Digital Transformation Is Essential, Claims New Study

Manufacturers are no longer debating whether to adopt digital technologies, but how to execute, scale and deliver measurable value from them. Photo courtesy ABB Robotics
MILWAUKEE—Manufacturers are no longer debating whether to adopt digital technologies, but how to execute, scale and deliver measurable value from them. That’s the key finding in Rockwell Automation Inc’s 11th annual State of Smart Manufacturing report. The global study is based on input received from more than 1,500 manufacturers in 17 countries.
"Across the industry, manufacturers are facing more complexity and pressure than at any point in the last decade," says Blake Moret, chairman and CEO of Rockwell Automation. "What stands out in this year's research is not just the challenges, but how leaders are responding—by making digital transformation a core operating priority.
“The organizations that are seeing results are those that connect technology, people and processes to turn insight into better decisions, stronger performance and greater resilience,” claims Moret.

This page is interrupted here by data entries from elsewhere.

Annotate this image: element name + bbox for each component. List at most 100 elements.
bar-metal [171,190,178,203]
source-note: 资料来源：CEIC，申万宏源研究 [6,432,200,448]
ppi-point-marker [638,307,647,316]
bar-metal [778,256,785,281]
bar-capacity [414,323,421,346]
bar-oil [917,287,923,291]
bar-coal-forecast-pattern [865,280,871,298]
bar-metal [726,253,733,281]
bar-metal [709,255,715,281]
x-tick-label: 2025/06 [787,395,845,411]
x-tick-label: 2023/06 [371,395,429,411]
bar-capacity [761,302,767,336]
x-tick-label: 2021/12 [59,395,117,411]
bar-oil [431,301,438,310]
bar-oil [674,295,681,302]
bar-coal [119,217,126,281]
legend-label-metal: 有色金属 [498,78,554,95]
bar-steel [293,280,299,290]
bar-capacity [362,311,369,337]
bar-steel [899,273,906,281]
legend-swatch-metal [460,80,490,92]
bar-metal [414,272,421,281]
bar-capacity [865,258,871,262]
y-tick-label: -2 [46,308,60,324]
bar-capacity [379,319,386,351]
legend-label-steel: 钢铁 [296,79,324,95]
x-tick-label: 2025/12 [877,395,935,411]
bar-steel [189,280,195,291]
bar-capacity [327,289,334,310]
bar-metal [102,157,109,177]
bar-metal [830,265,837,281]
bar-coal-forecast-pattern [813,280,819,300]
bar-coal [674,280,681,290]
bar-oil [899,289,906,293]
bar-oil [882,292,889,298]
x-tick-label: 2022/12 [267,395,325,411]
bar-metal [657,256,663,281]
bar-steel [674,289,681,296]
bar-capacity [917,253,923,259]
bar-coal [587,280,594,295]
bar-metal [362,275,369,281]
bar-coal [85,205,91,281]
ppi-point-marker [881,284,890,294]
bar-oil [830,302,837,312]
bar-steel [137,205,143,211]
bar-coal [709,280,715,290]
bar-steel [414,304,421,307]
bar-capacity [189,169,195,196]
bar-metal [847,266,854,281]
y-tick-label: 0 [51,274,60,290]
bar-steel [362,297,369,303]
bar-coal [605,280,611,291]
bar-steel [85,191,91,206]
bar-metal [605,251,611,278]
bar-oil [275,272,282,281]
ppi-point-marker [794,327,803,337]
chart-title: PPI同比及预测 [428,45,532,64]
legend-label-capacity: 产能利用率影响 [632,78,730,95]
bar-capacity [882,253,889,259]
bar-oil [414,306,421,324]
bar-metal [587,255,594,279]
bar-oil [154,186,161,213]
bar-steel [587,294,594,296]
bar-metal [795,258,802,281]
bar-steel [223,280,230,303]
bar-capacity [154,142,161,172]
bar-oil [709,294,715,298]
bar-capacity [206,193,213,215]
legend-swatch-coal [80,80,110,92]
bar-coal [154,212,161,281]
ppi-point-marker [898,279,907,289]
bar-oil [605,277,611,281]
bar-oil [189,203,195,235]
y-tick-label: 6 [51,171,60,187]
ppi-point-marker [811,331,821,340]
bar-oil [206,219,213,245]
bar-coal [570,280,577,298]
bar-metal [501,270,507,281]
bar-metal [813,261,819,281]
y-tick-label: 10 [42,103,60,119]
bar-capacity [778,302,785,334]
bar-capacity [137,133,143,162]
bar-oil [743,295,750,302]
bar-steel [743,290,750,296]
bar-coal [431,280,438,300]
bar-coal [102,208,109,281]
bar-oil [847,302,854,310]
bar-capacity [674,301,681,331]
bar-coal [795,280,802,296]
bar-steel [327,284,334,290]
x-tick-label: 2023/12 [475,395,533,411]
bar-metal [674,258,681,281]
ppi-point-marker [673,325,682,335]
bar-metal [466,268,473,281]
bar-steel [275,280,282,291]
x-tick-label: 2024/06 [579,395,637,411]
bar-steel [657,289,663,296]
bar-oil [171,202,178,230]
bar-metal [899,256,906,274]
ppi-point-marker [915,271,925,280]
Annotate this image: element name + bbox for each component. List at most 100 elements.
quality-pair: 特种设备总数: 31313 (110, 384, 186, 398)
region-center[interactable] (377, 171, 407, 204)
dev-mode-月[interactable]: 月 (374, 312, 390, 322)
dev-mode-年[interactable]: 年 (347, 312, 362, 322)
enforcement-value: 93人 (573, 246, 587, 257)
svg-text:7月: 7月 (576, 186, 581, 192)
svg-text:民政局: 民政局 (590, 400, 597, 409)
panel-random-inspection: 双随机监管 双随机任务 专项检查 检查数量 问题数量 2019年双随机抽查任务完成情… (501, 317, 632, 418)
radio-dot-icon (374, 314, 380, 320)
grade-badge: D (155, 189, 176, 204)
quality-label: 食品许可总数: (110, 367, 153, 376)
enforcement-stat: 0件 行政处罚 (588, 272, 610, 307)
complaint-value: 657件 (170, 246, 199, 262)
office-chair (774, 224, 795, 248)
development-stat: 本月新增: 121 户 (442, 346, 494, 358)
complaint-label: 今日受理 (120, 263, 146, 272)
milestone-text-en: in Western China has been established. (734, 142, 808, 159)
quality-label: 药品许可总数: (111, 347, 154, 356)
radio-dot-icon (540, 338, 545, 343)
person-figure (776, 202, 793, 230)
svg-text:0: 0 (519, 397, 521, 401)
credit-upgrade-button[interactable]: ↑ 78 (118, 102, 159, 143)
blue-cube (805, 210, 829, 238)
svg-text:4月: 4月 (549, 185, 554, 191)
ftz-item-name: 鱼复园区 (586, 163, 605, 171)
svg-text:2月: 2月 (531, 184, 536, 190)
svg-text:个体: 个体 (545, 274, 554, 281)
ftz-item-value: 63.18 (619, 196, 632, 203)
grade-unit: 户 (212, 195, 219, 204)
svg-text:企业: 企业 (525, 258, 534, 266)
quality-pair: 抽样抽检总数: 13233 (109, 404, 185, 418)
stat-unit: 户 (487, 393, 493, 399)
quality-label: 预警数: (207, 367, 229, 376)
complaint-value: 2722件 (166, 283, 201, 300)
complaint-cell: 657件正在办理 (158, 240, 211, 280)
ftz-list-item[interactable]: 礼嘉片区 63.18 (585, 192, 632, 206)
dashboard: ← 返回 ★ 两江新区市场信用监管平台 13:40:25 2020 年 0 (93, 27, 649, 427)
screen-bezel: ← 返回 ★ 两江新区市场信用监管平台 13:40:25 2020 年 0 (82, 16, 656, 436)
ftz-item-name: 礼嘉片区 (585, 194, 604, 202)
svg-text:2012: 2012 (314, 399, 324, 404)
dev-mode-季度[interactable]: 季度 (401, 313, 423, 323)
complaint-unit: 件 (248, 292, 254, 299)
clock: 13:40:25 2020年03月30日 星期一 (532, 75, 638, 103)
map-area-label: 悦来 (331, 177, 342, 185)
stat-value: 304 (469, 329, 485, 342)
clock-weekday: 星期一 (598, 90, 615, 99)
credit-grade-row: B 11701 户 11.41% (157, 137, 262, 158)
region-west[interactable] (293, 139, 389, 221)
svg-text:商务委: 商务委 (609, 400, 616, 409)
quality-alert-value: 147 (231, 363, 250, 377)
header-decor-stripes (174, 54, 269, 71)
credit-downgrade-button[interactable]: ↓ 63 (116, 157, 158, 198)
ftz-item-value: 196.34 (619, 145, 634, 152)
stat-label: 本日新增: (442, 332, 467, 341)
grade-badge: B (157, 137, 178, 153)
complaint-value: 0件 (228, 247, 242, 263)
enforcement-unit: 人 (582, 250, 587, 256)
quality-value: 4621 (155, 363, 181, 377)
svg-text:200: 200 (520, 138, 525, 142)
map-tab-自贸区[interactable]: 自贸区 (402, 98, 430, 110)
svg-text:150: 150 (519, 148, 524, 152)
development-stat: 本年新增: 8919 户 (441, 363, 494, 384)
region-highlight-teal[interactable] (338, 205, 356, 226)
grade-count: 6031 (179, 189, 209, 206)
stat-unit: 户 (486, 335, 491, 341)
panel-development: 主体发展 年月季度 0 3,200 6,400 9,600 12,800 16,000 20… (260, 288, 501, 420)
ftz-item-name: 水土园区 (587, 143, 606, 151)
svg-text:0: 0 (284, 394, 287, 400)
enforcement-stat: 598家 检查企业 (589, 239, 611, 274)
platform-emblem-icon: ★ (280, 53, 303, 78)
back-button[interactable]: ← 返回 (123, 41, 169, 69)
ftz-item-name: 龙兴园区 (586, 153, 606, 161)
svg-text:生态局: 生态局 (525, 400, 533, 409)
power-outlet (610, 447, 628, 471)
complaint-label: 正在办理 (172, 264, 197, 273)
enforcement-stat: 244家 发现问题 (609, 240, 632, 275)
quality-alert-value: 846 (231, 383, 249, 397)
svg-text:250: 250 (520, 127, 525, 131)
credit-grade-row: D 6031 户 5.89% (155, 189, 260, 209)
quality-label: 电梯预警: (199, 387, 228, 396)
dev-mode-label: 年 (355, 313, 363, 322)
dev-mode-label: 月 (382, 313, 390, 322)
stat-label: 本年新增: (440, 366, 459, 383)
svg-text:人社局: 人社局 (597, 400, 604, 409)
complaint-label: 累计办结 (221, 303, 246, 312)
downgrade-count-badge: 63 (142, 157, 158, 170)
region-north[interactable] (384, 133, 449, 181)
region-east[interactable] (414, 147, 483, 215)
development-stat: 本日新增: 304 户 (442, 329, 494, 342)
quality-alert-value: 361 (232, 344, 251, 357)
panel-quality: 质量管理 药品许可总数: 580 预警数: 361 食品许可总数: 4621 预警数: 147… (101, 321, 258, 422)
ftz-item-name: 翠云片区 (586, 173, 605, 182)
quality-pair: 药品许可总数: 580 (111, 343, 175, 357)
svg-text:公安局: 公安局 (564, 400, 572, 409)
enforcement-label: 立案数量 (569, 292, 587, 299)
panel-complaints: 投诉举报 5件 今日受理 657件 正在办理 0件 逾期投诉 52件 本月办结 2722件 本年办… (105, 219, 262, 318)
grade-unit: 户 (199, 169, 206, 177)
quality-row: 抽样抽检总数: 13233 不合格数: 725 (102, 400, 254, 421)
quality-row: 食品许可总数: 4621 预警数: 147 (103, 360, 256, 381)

“Many manufacturers [are moving] beyond experimentation and toward broader deployment of digital capabilities,” explains Moret. “Fewer organizations are operating in pilot mode, while more report active use of smart manufacturing technologies to support day-to-day operations.”
According to Moret, 90 percent of manufacturers believe that digital transformation is essential to staying competitive, noting that it has evolved in “a baseline business requirement.”
One-third of operations (34 percent) are AI-augmented today, supporting functions such as quality, cybersecurity and process optimization. “Manufacturers expect more than half of operations to be AI-supported by 2030, reinforcing AI's role as a core operational capability,” says Moret.
While manufacturers continue to collect growing volumes of data, only 43 percent is being used effectively, which means that execution—not data availability—is a constraint on performance.
Manufacturers are also targeting transformation investments toward measurable outcomes, such as improving quality, reducing cost, lowering operational risk or increasing overall equipment effectiveness. “One-third of operating budgets remain dedicated to industrial technology, signaling sustained, execution-focused investment rather than short-term experimentation,” says Moret.